Articolo tratto da www.diogeneonline.info
Nascosta dalle notizie sull’invasione russa dell’Ucraina, un’altra tragedia della migrazione si sta consumando all’interno dei confini italiani. A Lampedusa l’hotspot destinato a contenere all’incirca 500 persone è arrivato a quota 1000 ospiti, portando la struttura ai limiti del collasso e mettendo a rischio la salute dei migranti. Si tratta per la maggior parte di donne, bambini e persone con problemi di salute, sia fisica che mentale. A denunciare la situazione è Mediterranean Hope, l’organizzazione legata alla Federazione delle chiese evangeliche che accompagna i richiedenti asilo nel loro percorso di inserimento nella società italiana.
Le persone che giungono a Lampedusa di giorno rischiano la disidratazione, aspettando sotto il sole al molo Favaloro o all’interno dell’hotspot, già provate dai viaggi in mare, mentre di notte a causa delle temperature molto più basse rischiano di ammalarsi e il centro non è in grado di accogliere in condizioni umane così tanti migranti. L’isola stessa, fa notare l’organizzazione umanitaria, è sprovvista di molti servizi, rendendo l’accoglienza una vana parola, e Mediteranean Hope chiede invece soluzioni di lungo periodo per gestire il fenomeno migratorio dalla Libia e dalla Tunisia e corridoi umanitari per chi scappa da Paesi in cui vengono calpestati i diritti delle persone.

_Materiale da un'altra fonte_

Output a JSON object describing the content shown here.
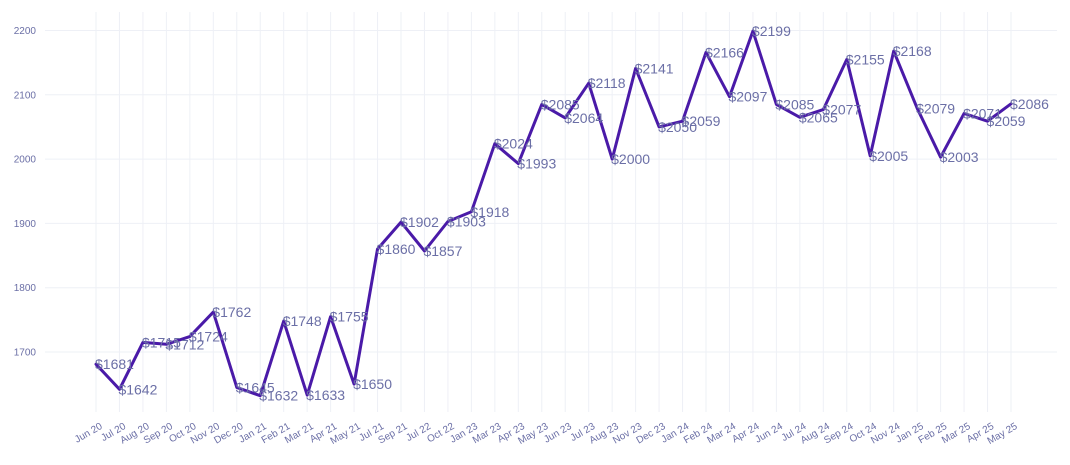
{
  "chart_data": {
    "type": "line",
    "title": "",
    "xlabel": "",
    "ylabel": "",
    "ylim": [
      1600,
      2230
    ],
    "yticks": [
      1700,
      1800,
      1900,
      2000,
      2100,
      2200
    ],
    "grid": true,
    "legend": "none",
    "line_color": "#4a1aa8",
    "label_color": "#6b6fa6",
    "value_prefix": "$",
    "x_tick_labels": [
      "Jun 20",
      "Jul 20",
      "Aug 20",
      "Sep 20",
      "Oct 20",
      "Nov 20",
      "Dec 20",
      "Jan 21",
      "Feb 21",
      "Mar 21",
      "Apr 21",
      "May 21",
      "Jul 21",
      "Sep 21",
      "Jul 22",
      "Oct 22",
      "Jan 23",
      "Mar 23",
      "Apr 23",
      "May 23",
      "Jun 23",
      "Jul 23",
      "Aug 23",
      "Nov 23",
      "Dec 23",
      "Jan 24",
      "Feb 24",
      "Mar 24",
      "Apr 24",
      "Jun 24",
      "Jul 24",
      "Aug 24",
      "Sep 24",
      "Oct 24",
      "Nov 24",
      "Jan 25",
      "Feb 25",
      "Mar 25",
      "Apr 25",
      "May 25"
    ],
    "values": [
      1681,
      1642,
      1715,
      1712,
      1724,
      1762,
      1645,
      1632,
      1748,
      1633,
      1755,
      1650,
      1860,
      1902,
      1857,
      1903,
      1918,
      2024,
      1993,
      2085,
      2064,
      2118,
      2000,
      2141,
      2050,
      2059,
      2166,
      2097,
      2199,
      2085,
      2065,
      2077,
      2155,
      2005,
      2168,
      2079,
      2003,
      2071,
      2059,
      2086
    ]
  }
}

Nel mese di aprile, racconta il report mensile dell’organizzazione, sono arrivate a Lampedusa 1072 persone. Di queste, 713 sono partite dalle coste libiche mentre 359 sono partite dalla Tunisia. Rispetto ai numeri che hanno caratterizzato il mese di marzo, spiegano gli operatori di Mediterranean Hope, si è registrato un notevole aumento di arrivi con un aumento di persone partite dalla Libia. Gli approdi si sono inoltre concentrati nella seconda metà del mese, dopo un lungo periodo di maltempo e condizioni meteo-marine sfavorevoli alla navigazione. A bordo delle imbarcazioni provenienti dalla Libia le principali nazionalità presenti riguardavano Bangladesh, Egitto, Marocco, Siria, Yemen, Somalia, Etiopia, Eritrea, Mali, Burkina Faso, Guinea, Costa d’Avorio, Gambia, Liberia e Sierra Leone.
Il problema è non cadere nella trappola di contrapporre la festosa accoglienza ai profughi ucraini alle condizioni disumane in cui sono relegati i profughi provenienti da altri paesi, semmai di chiedere la stessa calorosa accoglienza per chi scappa da altre guerre e distruzioni, oltre che dalla fame.
Perchè non sono solo le coste di Lampedusa a essere prese d’assalto in queste ore ma anche quelle della Calabria. Tre giorni fa nel porto di Roccella Ionica sono sbarcate 246 persone, in prevalenza provenienti da Afghanistan, Iran e Bangladesh, grazie a tre distinte operazioni di soccorso della Guardia Costiera. Sono in prevalenza donne e bambini, alcuni dei quali con meno di 4 anni, ma sono tanti anche i minori tra i 14 e 17 anni non accompagnati. Un altro centinaio di migranti è sbarcato ieri, sempre a Roccella Ionica, grazie a un operazione di soccorso della Guardia di Finanza.
Secondo le stime di Mediterranean Hope nel 2021 hanno raggiunto Lampedusa 32.841 persone. L’incremento delle partenze di cittadini/e tunisini/e si è verificato in corrispondenza dell’aggravarsi della crisi economica e politica, inasprita dalla pandemia e sfociata nella svolta autoritaria del presidente Kais Saied del 25 luglio scorso. L’Europa sta morendo a Lampedusa, denuncia la Federazione delle chiese evangeliche, e non c’è bisogno di aderire alle chiese evangeliche per comprendere la verità del grido di denuncia con cui chiedono un piano d’azione organico dell’Unione Europea che consideri la migrazione globale non come un’emergenza ma come un processo normale e a lungo termine.